Em primeiro lugar, isto significa
que estamos diante de um facto sistémico e que a narrativa dos banqueiros que
assumem demasiados riscos com o dinheiro dos poupadores não se sustenta. Uma
crise sistémica significa algo mais do que isso.
Soam grotescas – ou, se se
prefere, adotam a forma um rito coletivo de exorcismo, cada vez mais aborrecido
– as palavras das autoridades que falam num sistema são e resistente. Com
efeito, resiliente é a palavra utilizada neste mantra misericordioso. Naturalmente,
o que ainda falta é o Big Bang – como o da quebra do Lehman Brothers em 2008 –
um desastre que obrigue a casta sacerdotal da tecnocracia e da política
financeira a dizer a verdade. Melhor ainda, o Big Bank já aconteceu, mas não
nos Estados Unidos e nem sequer na Eurolândia. Estamos a falar da quebra do
Credit Suisse, apesar de ter a sua sede num dos Estados mais ricos do mundo e
com um Estado que suficiente peso financeiro suficiente para intervir a sério.
Até agora tivemos sorte, mas quanto pode durar?
É justo explicar brevemente o que
entendo por “crise sistémica”. Refiro-me, precisamente, a uma crise que afeta
os três componentes fundamentais de um sistema económico nacional: as famílias,
as empresas e as administrações públicas. Um sistema em que as famílias são os
atores que “poupam” enquanto as administrações públicas e as empresas investem
e, consequentemente, endividam-se. Quando a poupança das famílias satisfaz
plenamente as necessidades de financiamento das empresas e das administrações públicas,
o sistema encontra-se em equilíbrio perfeito. Se a poupança interna for
insuficiente, recorre então aos investidores estrangeiros e o sistema é devedor
líquido frente ao resto do mundo.

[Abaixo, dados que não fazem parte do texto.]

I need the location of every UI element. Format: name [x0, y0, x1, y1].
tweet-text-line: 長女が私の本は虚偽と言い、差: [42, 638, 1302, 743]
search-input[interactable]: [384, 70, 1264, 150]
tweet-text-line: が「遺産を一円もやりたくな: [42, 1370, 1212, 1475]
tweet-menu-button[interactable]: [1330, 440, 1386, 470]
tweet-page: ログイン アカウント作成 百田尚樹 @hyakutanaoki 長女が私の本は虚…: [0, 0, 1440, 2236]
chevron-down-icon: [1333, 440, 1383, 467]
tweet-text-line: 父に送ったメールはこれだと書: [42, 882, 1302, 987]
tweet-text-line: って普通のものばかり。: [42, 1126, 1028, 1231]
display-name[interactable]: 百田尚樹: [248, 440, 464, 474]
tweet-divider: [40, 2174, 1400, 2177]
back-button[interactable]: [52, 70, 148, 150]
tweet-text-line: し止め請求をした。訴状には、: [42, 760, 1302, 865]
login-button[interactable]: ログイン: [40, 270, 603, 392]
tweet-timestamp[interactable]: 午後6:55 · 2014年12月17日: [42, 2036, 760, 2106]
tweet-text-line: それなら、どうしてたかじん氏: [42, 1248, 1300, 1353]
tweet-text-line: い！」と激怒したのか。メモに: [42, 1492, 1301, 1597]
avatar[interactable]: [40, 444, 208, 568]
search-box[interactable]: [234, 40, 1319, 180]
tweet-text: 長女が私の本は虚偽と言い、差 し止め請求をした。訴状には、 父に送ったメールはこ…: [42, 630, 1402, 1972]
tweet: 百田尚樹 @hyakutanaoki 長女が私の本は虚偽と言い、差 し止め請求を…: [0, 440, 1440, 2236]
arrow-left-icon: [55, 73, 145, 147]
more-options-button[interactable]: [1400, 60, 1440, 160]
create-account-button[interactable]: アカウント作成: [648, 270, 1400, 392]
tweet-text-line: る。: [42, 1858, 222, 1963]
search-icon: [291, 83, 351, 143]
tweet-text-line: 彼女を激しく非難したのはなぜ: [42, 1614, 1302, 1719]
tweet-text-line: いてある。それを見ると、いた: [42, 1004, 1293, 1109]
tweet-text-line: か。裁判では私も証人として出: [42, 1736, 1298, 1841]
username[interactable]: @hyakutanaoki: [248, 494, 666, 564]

Se, pelo contrário, as empresas e as
administrações públicas precisam de menos financiamento do que pouparam as
famílias, será investido no estrangeiro e o sistema nacional será credor
líquido frente ao resto do mundo.
Pois bem, a situação dos EUA é
muito grave no sentido de que o sistema do país (famílias, empresas e
administração pública) está endividado com o resto do mundo em mais de 16
milhões de milhões de dólares. É claro que existe uma suposta “atenuante” para
esta crise: os EUA inundaram o mundo com dólares para satisfazer a procura e
tornar fluído o comércio mundial, uma vez que esta divisa foi a moeda padrão
para os intercâmbios e fizeram isto sempre importando “tudo de todo o mundo”.
Contudo, também é certo que o sistema estado-unidense padece de graves
distorções, muitas vezes fruto de decisões ideológicas insensatas, como a
ausência de um bem-estar estatal digno desse nome, deixando a saúde, a educação
e as pensões em mãos de empresas privadas. Isto, dentre outros fatores, tornou
impossível a competitividade dentro dos EUA e o seu sistema produtivo deslocalizou-se
pelos quatro pontos cardeais em busca de custos laborais acessíveis. Sublinho
isto porque até na Itália ouve-se alguns lunáticos ideologizados que falam do
“bem-estar corporativo” em vez do bem-estar estatal: o tecido produtivo
italiano oprimido por tal carga duraria menos que um gato na auto-estrada.